It yesterday lifted revenue and earnings guidance for the year to March 31, not including any potential refund of US tariffs paid to date in the 2026 financial year.
News
In the news, Property for Industry, up 1.35% to $2.26, guided for a full-year 2026 cash dividend of 9.05 cents a share, up 5.2% on the year. Its first-half, after-tax profit was $46.94 million, up from $28.76m.
“I think they’ve kind of soft-signalled that things are progressing well, and tried to show management’s confidence,” Singh said.
Mercury NZ, up 2.44% to $6.30, lifted underlying interim earnings, statutory profit and dividend on the back of strong hydro and lower costs.
Among the other gentailers, Meridian Energy was up 2.32% to $5.74 and Contact Energy added 1.19% to $9.33.
Genesis Energy – after yesterday’s rise in first-half earnings and news of its $400m raise – soured 1.24% to $2.38.
“The theme’s been the same with the gentailers: much improved earnings from a tough period a year ago,” Singh said.
Elsewhere
ANZ Holdings was up 1.42% to $47.99. In Australia, the parent company’s former ANZ chief executive, Shayne Elliott, has quit his high-profile legal action against the lender, the bank said.
Scales was another notable mover, up 1.12% to $6.30 as it continued to go from strength to strength on positive sentiment, Singh said.
In other market news outside the top 50 stocks, NZME rose 3.54% to $1.17 on reporting an after-tax net profit of $13.1m for the year to December, reversing the prior year’s $16m loss and maintaining a final dividend of 6 cents a share.

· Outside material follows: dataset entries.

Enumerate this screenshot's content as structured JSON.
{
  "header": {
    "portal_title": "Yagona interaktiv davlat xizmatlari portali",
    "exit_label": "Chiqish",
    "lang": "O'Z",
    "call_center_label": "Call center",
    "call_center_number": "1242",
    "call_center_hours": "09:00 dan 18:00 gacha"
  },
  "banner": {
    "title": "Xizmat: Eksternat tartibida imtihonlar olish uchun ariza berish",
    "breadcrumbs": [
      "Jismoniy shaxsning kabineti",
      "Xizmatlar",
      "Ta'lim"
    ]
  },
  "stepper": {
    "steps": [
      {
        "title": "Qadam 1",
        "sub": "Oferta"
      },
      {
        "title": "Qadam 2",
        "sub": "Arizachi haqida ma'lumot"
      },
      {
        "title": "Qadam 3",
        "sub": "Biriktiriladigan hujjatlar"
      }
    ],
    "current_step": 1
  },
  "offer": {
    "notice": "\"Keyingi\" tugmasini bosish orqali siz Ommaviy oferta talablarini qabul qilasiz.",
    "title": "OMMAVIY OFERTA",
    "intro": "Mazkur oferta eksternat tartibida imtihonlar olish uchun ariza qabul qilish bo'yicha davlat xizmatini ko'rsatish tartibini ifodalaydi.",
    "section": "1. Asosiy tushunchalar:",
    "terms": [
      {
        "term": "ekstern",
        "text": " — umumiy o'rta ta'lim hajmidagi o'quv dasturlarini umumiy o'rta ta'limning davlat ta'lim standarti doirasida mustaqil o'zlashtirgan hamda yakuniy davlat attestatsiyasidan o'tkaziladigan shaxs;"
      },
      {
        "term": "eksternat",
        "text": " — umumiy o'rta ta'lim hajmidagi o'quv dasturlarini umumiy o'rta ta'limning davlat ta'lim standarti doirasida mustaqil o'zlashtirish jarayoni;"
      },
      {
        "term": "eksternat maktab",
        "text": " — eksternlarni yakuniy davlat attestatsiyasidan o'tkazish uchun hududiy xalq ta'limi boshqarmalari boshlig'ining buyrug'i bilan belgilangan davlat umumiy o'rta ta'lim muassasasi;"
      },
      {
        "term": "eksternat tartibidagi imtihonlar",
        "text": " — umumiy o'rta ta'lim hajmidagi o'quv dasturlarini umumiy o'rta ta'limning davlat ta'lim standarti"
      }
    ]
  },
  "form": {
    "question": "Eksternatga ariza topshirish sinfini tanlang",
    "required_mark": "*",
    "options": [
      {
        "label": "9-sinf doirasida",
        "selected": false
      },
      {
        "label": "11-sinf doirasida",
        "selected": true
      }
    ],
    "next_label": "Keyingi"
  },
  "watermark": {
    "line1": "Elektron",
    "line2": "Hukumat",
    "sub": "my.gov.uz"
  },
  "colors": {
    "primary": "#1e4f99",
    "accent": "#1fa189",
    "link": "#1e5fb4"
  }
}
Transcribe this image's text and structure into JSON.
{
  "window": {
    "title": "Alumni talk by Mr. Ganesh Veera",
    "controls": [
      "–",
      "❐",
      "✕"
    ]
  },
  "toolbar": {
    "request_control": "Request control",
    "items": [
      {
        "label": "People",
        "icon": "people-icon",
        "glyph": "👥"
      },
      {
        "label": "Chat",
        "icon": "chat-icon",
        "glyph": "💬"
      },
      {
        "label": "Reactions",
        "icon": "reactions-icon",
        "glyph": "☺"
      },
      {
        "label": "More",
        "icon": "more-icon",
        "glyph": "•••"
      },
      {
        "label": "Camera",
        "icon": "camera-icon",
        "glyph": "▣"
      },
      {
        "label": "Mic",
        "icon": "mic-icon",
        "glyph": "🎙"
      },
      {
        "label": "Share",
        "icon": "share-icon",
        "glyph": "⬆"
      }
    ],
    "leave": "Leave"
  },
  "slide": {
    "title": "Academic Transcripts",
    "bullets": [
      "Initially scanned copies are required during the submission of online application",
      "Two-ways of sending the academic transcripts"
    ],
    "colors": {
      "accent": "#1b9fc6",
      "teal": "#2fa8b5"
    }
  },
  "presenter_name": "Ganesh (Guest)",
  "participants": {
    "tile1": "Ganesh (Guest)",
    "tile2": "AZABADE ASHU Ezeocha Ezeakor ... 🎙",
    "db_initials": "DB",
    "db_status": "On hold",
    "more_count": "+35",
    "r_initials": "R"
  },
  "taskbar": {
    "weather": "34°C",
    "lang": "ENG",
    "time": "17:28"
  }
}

Vulcan Steel, down 0.13% to $7.90, said cost pressure remained as it increased sales but posted a decline in interim net profit to $8.3m, from $9.2m.
PGG Wrightson was 0.86% lower at $2.30 as it posted a first-half net profit after tax of $17.3m, up 8% on the year. Revenue was up 9% to $619.4m.
Elsewhere, the S&P/NZX 10 closed up 1.03% or 133.991 points to 13,101.44, and the S&P/NZX 20 added 0.89% or 68.202 points to 7695.970.